Similarly, if your family member oversaw the finances, you might feel lost as to how you will carry on and meet your obligations. Compensation for economic damages can offset some of these costs.
Psychological trauma, loss of companionship, loss of parental guidance, and emotional anguish are all examples of non-economic damages. Quantifying such damages requires thoroughly examining the impact of the decedent’s death on you and the rest of your life. While no amount of money can replace the damage a wrongful death causes, it might ease your burden enough that you can pick up the pieces of your life and move on.
The law promises to bring justice to victims of wrongful death incidents. One way the legal system achieves this is with punitive damages. Punishing the wrongdoer through legal fines is intended to deter other people from committing similar acts.

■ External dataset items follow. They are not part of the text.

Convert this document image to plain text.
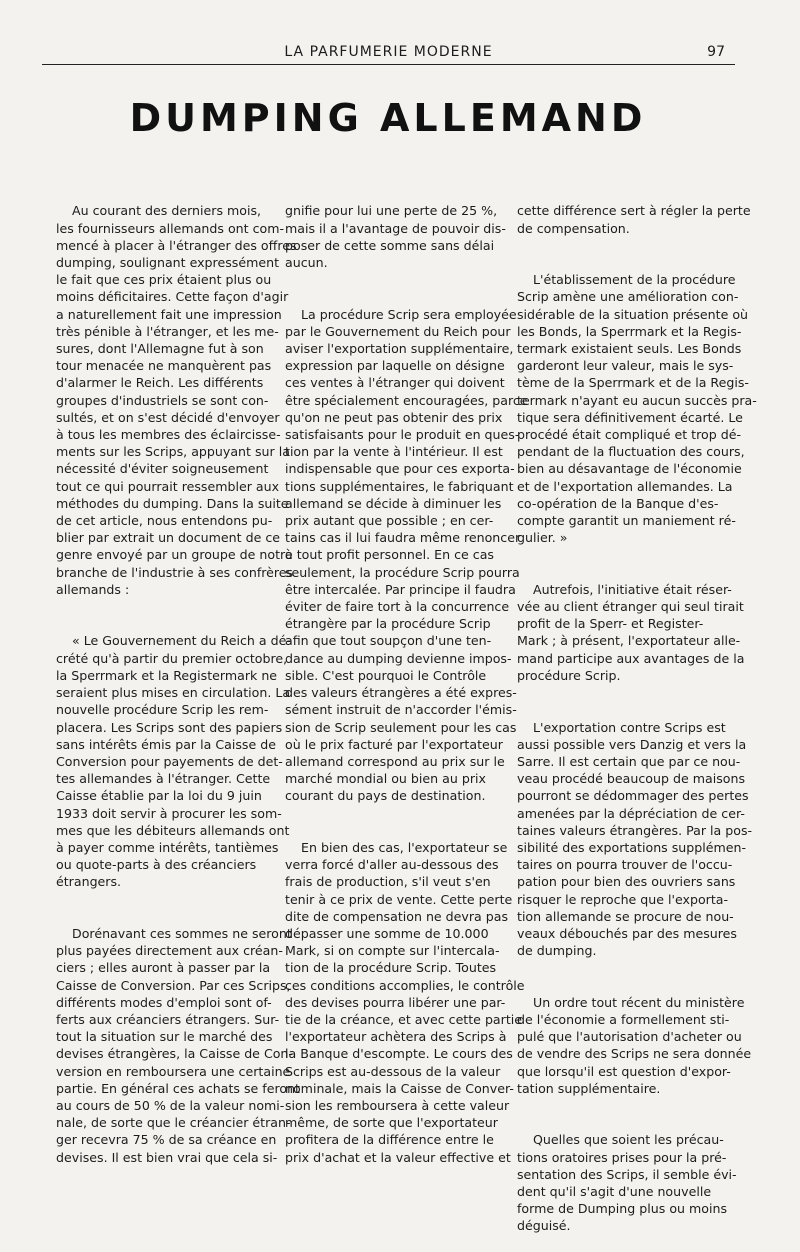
LA PARFUMERIE MODERNE	97
DUMPING ALLEMAND

Au courant des derniers mois,
les fournisseurs allemands ont com-
mencé à placer à l'étranger des offres
dumping, soulignant expressément
le fait que ces prix étaient plus ou
moins déficitaires. Cette façon d'agir
a naturellement fait une impression
très pénible à l'étranger, et les me-
sures, dont l'Allemagne fut à son
tour menacée ne manquèrent pas
d'alarmer le Reich. Les différents
groupes d'industriels se sont con-
sultés, et on s'est décidé d'envoyer
à tous les membres des éclaircisse-
ments sur les Scrips, appuyant sur la
nécessité d'éviter soigneusement
tout ce qui pourrait ressembler aux
méthodes du dumping. Dans la suite
de cet article, nous entendons pu-
blier par extrait un document de ce
genre envoyé par un groupe de notre
branche de l'industrie à ses confrères
allemands :

« Le Gouvernement du Reich a dé-
crété qu'à partir du premier octobre,
la Sperrmark et la Registermark ne
seraient plus mises en circulation. La
nouvelle procédure Scrip les rem-
placera. Les Scrips sont des papiers
sans intérêts émis par la Caisse de
Conversion pour payements de det-
tes allemandes à l'étranger. Cette
Caisse établie par la loi du 9 juin
1933 doit servir à procurer les som-
mes que les débiteurs allemands ont
à payer comme intérêts, tantièmes
ou quote-parts à des créanciers
étrangers.

Dorénavant ces sommes ne seront
plus payées directement aux créan-
ciers ; elles auront à passer par la
Caisse de Conversion. Par ces Scrips,
différents modes d'emploi sont of-
ferts aux créanciers étrangers. Sur-
tout la situation sur le marché des
devises étrangères, la Caisse de Con-
version en remboursera une certaine
partie. En général ces achats se feront
au cours de 50 % de la valeur nomi-
nale, de sorte que le créancier étran-
ger recevra 75 % de sa créance en
devises. Il est bien vrai que cela si-

gnifie pour lui une perte de 25 %,
mais il a l'avantage de pouvoir dis-
poser de cette somme sans délai
aucun.

La procédure Scrip sera employée
par le Gouvernement du Reich pour
aviser l'exportation supplémentaire,
expression par laquelle on désigne
ces ventes à l'étranger qui doivent
être spécialement encouragées, parce
qu'on ne peut pas obtenir des prix
satisfaisants pour le produit en ques-
tion par la vente à l'intérieur. Il est
indispensable que pour ces exporta-
tions supplémentaires, le fabriquant
allemand se décide à diminuer les
prix autant que possible ; en cer-
tains cas il lui faudra même renoncer
à tout profit personnel. En ce cas
seulement, la procédure Scrip pourra
être intercalée. Par principe il faudra
éviter de faire tort à la concurrence
étrangère par la procédure Scrip
afin que tout soupçon d'une ten-
dance au dumping devienne impos-
sible. C'est pourquoi le Contrôle
des valeurs étrangères a été expres-
sément instruit de n'accorder l'émis-
sion de Scrip seulement pour les cas
où le prix facturé par l'exportateur
allemand correspond au prix sur le
marché mondial ou bien au prix
courant du pays de destination.

En bien des cas, l'exportateur se
verra forcé d'aller au-dessous des
frais de production, s'il veut s'en
tenir à ce prix de vente. Cette perte
dite de compensation ne devra pas
dépasser une somme de 10.000
Mark, si on compte sur l'intercala-
tion de la procédure Scrip. Toutes
ces conditions accomplies, le contrôle
des devises pourra libérer une par-
tie de la créance, et avec cette partie
l'exportateur achètera des Scrips à
la Banque d'escompte. Le cours des
Scrips est au-dessous de la valeur
nominale, mais la Caisse de Conver-
sion les remboursera à cette valeur
même, de sorte que l'exportateur
profitera de la différence entre le
prix d'achat et la valeur effective et

cette différence sert à régler la perte
de compensation.

L'établissement de la procédure
Scrip amène une amélioration con-
sidérable de la situation présente où
les Bonds, la Sperrmark et la Regis-
termark existaient seuls. Les Bonds
garderont leur valeur, mais le sys-
tème de la Sperrmark et de la Regis-
termark n'ayant eu aucun succès pra-
tique sera définitivement écarté. Le
procédé était compliqué et trop dé-
pendant de la fluctuation des cours,
bien au désavantage de l'économie
et de l'exportation allemandes. La
co-opération de la Banque d'es-
compte garantit un maniement ré-
gulier. »

Autrefois, l'initiative était réser-
vée au client étranger qui seul tirait
profit de la Sperr- et Register-
Mark ; à présent, l'exportateur alle-
mand participe aux avantages de la
procédure Scrip.

L'exportation contre Scrips est
aussi possible vers Danzig et vers la
Sarre. Il est certain que par ce nou-
veau procédé beaucoup de maisons
pourront se dédommager des pertes
amenées par la dépréciation de cer-
taines valeurs étrangères. Par la pos-
sibilité des exportations supplémen-
taires on pourra trouver de l'occu-
pation pour bien des ouvriers sans
risquer le reproche que l'exporta-
tion allemande se procure de nou-
veaux débouchés par des mesures
de dumping.

Un ordre tout récent du ministère
de l'économie a formellement sti-
pulé que l'autorisation d'acheter ou
de vendre des Scrips ne sera donnée
que lorsqu'il est question d'expor-
tation supplémentaire.

Quelles que soient les précau-
tions oratoires prises pour la pré-
sentation des Scrips, il semble évi-
dent qu'il s'agit d'une nouvelle
forme de Dumping plus ou moins
déguisé.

The process of determining damage takes time. Aspects that our team will look at can include the age of your family member at the time of death as well as mental capacity and life expectancy. Our team will also assess the circumstances of your family member’s death, including the severity of the pain and the duration of suffering.
How Much Time Do You Have To File a Wrongful Death Claim in SC?
In South Carolina, you have three years from your loved one’s death to file a claim. If this statute of limitations expires, the court will dismiss your case. Your diligence in filing a claim at the earliest possible time can make a considerable difference in the outcome of your case.
One benefit of your proactivity is that you can prevent the risk of memory loss from interfering with your recollection of events. This also applies to witnesses who might contribute their statements to reinforce your case. Filing your claim in a timely manner can also improve the credibility of your story. When those involved in your case can corroborate your story with less difficulty due to the passage of time, it can aid in your ability to create a solid case.
FAQs About Wrongful Death Cases
Can more than one family member file a wrongful death claim?
Multiple members of the decedent’s family can file a wrongful death claim. However, all family member’s heirs will join as plaintiffs in one lawsuit. If family members disagree on who should take legal action and each file their own claim, the court has the option of consolidating them into one lawsuit.
Will your wrongful death case go to trial?
A wrongful death case will rarely go to trial. This route could mean more emotional distress for you because of the experience of sitting in court and hearing difficult details of the case. Many times, the defendant also wishes to avoid court so as not to draw attention to the case. Most wrongful death cases reach a settlement outside of court.
What is contributory negligence?
In cases of shared liability between parties, courts will rely on contributory negligence to determine fault. Your Greenville wrongful death attorney will carefully assess the details of your case to acquire the highest possible settlement on behalf of the decedent, you, and any other surviving family members listed as plaintiffs in the case.